Alışılagelmiş bir üslubu yok Asil Çam’ın. Günümüzde pek az yazarın tercih ettiği “sen dili” kullanmayı seçmiş. Böyle olunca da bir süre sonra yazarla sohbet etmeye başlıyorsunuz, oysa “sen” zaten yazarın kendisi. Sayfaları atladıkça “biz” olmayı da engelletemiyorsunuz. Kitabın ilk öyküsü Demir Tozları Depo’da “Senden sadece servis şoförü haberdar,” cümlesiyle başlıyor. Mezun olmuş genç bir adamın yeni bir işe başlama hikâyesi; elbette işverenleri diplomanın üzerinde ne yazdığıyla ilgilenmiyor – çünkü gerçek hayatta da ilgilenmiyor.
Silik Bir Gülümseme’de bu sefer geçmişin gerçekliği köprü aralarındaki taşlardan sızarak su yüzüne çıkıyor. Huzurevi Aylıkları öyküsünde sertifikalı bir iş güvenliği uzmanının periyodik huzurevi ziyaretlerinde karşılaştığı çalışan manzaraları var. Çam, sıklıkla yok sayılan çalışma hayatını da aktarmayı ihmal etmemiş oluyor böylece. Bireyin sabah kalkıp işe gitmesi ve mesai saatlerini dolduran diyalogların içinde bulunması iç dünyasını ihmal etmesine yetmiyor. Hatta Gayrimeşru Tekrarlar’da işin “rengi” biraz değişiyor.
Mekânın anlatıdaki önemi farklı bir boyut kazanmış bu kitapta. Penceresiz Evler Mahallesi adlı öyküde bir icra dairesinde anlatıcı. Bunaltıcı, uzun koridorlu ve kendinizi suçlu hissettirecek kadar kasvetli bu devlet dairelerinin de bir anlamı olduğunu bilmek, kurgularda bir şekilde tecelli ettiğini görmek öykü okurları için yalnızca müthiş bir edebi zevk vermekle kalmıyor, aynı zamanda “en az bir kere işi düşmüş” kimseler için buruk bir tebessüm de yaratıyor. Bulanık İkilikler’de ise yutakta konaklıyoruz. Evet yutak. Boğazımıza takılıp kalan birçok heceyi hastalığın vahameti eşliğinde bir dışarı atma çabasıyla şöyle diyor yazar: “Dokunamamalar, bir türlü içinden atamamalar… Yutkun.”

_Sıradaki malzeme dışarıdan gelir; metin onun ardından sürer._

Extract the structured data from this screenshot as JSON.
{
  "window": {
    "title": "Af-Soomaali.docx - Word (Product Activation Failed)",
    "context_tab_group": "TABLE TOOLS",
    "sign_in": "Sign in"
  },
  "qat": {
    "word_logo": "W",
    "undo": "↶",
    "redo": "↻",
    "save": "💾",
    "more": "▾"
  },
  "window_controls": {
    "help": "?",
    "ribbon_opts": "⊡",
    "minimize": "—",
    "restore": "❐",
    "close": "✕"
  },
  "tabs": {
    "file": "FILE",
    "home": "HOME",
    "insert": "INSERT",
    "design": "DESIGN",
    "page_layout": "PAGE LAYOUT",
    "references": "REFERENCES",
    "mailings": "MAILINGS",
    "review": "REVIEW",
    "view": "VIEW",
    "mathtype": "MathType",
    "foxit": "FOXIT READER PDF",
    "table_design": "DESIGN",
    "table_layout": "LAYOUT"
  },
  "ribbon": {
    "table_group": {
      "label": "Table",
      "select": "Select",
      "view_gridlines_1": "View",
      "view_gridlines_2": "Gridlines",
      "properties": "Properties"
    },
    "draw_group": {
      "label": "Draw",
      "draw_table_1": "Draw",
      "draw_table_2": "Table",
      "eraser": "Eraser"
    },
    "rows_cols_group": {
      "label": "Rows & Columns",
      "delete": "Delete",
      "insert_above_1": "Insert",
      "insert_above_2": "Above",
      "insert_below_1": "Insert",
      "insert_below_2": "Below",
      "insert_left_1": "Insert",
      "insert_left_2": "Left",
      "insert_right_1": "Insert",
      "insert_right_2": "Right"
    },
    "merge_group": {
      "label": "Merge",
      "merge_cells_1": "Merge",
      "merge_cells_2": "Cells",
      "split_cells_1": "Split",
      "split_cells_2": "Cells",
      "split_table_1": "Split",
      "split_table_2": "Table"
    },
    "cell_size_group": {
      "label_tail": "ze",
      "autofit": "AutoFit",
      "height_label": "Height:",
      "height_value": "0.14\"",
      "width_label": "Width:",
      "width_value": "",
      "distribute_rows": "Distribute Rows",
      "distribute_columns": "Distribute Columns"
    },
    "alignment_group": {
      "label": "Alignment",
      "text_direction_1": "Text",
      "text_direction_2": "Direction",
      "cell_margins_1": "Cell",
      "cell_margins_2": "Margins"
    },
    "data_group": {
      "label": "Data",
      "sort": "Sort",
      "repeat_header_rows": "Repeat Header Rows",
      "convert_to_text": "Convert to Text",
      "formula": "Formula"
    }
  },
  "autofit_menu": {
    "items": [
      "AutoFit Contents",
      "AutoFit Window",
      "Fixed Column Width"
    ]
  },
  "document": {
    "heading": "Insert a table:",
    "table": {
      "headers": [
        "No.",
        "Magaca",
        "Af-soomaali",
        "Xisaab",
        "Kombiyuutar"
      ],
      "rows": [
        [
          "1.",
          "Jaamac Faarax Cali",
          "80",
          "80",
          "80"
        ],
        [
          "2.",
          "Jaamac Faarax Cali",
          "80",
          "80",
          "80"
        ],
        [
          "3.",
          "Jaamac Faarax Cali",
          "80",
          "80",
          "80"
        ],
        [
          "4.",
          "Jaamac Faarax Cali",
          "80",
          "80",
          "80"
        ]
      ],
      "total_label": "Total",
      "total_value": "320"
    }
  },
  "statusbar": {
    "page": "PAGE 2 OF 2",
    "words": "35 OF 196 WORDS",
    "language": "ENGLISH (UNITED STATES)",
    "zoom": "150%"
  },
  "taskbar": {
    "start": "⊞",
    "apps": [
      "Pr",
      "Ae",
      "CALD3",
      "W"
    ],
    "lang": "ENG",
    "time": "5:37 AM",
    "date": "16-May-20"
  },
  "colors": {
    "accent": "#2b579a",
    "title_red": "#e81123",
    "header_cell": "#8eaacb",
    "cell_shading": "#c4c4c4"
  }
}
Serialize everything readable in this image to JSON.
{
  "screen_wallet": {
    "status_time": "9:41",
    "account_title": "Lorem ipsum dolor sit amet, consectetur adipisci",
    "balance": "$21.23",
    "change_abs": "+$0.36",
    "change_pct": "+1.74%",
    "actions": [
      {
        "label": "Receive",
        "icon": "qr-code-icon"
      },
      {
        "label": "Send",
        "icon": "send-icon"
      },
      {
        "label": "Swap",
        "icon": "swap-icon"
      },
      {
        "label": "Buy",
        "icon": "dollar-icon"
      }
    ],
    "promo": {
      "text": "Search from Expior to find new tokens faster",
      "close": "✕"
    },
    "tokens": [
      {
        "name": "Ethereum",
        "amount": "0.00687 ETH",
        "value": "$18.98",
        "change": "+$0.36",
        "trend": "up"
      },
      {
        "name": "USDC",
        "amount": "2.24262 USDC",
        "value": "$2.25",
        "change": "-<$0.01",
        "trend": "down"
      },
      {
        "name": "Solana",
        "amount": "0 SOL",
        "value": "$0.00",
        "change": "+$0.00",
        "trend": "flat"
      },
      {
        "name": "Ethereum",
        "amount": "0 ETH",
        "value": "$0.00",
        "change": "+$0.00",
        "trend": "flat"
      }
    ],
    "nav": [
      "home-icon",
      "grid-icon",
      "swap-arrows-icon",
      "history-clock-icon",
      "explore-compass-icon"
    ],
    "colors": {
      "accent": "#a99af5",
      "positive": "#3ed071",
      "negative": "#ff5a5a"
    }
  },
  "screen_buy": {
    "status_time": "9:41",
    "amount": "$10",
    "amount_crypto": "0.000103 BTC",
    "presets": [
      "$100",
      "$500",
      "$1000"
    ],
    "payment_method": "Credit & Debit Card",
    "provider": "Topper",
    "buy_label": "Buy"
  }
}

Kitaba adını veren Ölümlünün Yaşam Fragmanları adlı son öyküde hakikaten fragmanlar var. Kitabın en “post modern” öyküsü de bu. Geçmişe dair bu “kısa tanıtımları” okuyunca ve kitabın son cümlesine gelince, Asil Çam’ın bize anlatacak daha çok şeyi olduğunu garantiliyoruz sanki: “Bırakılmışsın, küçük bir el feneri, toprakta seninle, karanlıktan korkma diye, sönene kadar…”
Öyküler kendi içlerinde okunduğunda da belli bir çerçevede başlayıp bitiyor ama aslında tek bir anlatıcı var. Onun ayak izlerini takip edip geçmiş ve gelecek arasında bir bağ kurmaya çalışmak da oldukça eğlenceli geliyor. Ülkenin en prestijli edebiyat ödüllerinde dereceye girmeyi yaşa takılıp kıl payı kaçırmış olsa da Asil Çam’ın adını daha çok duyacağımız kesin. Kitaplıklarınızda şimdiden yer açın.